Bobble is correct. The decreasing numbers of newly unemployed only means that fewer workers have been fired in recent months. It says nothing about overall unemployment, which is still high. The official statistics also underestimate unemployment because people who are no longer looking for a job (because they failed to find one after months or years) are not considered unemployed.
The chart may be fine with the data that is there. The problem rests with the data itself being not sound.
That is, it's not counting the ever-increasing amounts of "discouraged/underemployed" that are in the U-6 numbers.
just speculation, but it *could be* hiring has already begun, but we don't see it because its mostly taking place offshore.
Indeed. That's why I'll say that the recovery does not begin until it begins in the US.
They might as well call it the "Benedict Arnold" recovery the way that offshoring is working. It's not so much a recovery as much as it's a non-consensual transfer to the Third World.
here's another look at the real trend in unemployment from zero hedge
" . . .the actual cash outlays by the Treasury suggest: the government spent a record $14.7 billion on Unemployment Insurance Benefits as of December 30, a 24% jump sequentially from the $11.8 billion in November. Yet the DOL has disclosed a mere 1.7% increase in those to whom insurance benefits are paid: from 9.4 million to just under 9.6 million."
" It's not so much a recovery as much as it's a non-consensual transfer to the Third World."
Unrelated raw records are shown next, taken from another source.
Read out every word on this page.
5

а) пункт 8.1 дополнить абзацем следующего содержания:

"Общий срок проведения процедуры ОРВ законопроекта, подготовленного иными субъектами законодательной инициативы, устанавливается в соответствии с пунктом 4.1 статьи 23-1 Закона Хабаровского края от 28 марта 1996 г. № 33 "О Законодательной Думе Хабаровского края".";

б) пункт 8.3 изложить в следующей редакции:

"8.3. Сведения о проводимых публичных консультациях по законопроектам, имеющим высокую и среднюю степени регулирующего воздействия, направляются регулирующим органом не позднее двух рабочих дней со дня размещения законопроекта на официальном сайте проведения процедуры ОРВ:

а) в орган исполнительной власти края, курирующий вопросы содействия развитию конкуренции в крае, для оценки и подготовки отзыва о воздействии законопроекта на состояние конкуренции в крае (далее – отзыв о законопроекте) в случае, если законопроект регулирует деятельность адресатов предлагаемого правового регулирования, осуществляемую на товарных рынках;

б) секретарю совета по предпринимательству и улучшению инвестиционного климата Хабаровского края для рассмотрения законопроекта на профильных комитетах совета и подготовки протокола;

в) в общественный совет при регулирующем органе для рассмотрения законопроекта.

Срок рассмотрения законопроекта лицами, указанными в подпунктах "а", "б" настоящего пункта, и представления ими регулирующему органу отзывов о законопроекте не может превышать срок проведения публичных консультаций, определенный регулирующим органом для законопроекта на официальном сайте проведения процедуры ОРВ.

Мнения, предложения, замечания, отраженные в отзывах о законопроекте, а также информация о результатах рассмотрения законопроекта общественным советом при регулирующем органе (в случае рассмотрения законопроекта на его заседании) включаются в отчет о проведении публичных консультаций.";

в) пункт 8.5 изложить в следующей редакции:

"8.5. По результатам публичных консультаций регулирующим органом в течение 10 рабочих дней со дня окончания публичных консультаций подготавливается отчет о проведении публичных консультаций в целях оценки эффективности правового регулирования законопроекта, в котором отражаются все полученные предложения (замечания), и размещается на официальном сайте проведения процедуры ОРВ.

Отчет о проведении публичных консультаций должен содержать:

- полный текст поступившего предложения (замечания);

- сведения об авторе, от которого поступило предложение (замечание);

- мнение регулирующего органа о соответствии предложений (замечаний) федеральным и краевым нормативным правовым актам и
That description sounds like force and coercion was involved in the transfer of jobs. But it's obvious that that profit maximizing companies in a free market are willingly transferring jobs from high cost geos to low cost geos. It's not good for Americans, and we would like to have our cake and ice-cream at the same time, but this is the accumulated free-market consequences of living beyond our means, borrowing excessively, and consuming wastefully in the past decades.
I'm not a famed economist and I assume that many posters here are great economists. I just don't think unemployed Americans are somehow victims of free trade.
Thanks for the informative employment data. It's an eye opener.